Since the early- to mid-1980s, the S&P 500 Index has generated disproportionate gains on days when the Fed’s rate-setting committee has revealed its decisions, whether they eased or tightened monetary policy, according to new findings from investment firm GMO. This effect became huge in the aftermath of the crisis as the Fed and other central banks bought bonds in a wave of so-called quantitative easing. It has since subsided, but it’s still meaningful compared to typical market days and the non-existent impact of the Fed before 1983.
Overall, days with Federal Open Market Committee meetings account for a whopping 25 percent of the total real returns on U.S. stocks since 1984, according to the research. There may be legitimate reasons for markets to respond positively to the certainty of a decision, but this result looks extreme.
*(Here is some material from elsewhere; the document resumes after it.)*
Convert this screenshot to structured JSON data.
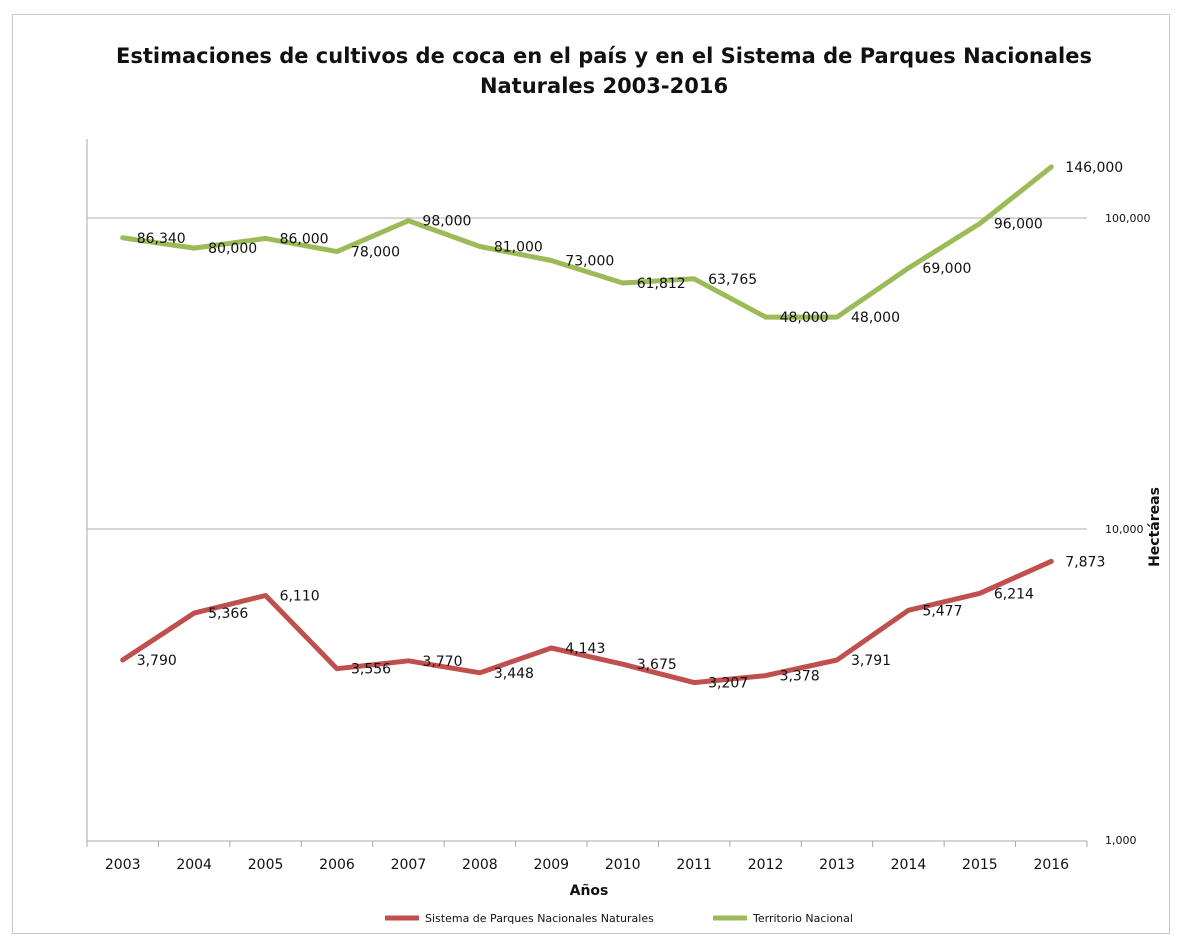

Strip Fed days out, and the punchy roughly 26 times price-to-earnings ratio powering the stock index, as adjusted for cyclical effects by economist Robert Shiller, would fall below 15 times, eyeballing GMO’s chart. Put another way, stock-market prices would be little more than half as high as they are now.
What’s most surprising is how far back the pattern goes. It begins even before Alan Greenspan – who became famous enough for his perceived willingness to rescue stocks with monetary policy that investors coined the “Greenspan put” – became Fed chairman.
The central bank has a mandate that should look past market swings, even if financial conditions are relevant. Yet some members of the FOMC under Chair Janet Yellen have seemed unduly worried about volatility of late, avoiding even modest interest-rate increases for fear of roiling investors.
The GMO results could help explain why. The Fed and the market may be feeding off each other, with market players concluding that everything Yellen and her colleagues do is beneficial, and the FOMC placing too much weight on the market reaction. It’s another reason for the Fed to stiffen its backbone, even if a break in the mutual dependence eventually brings a sobering stock-market slump.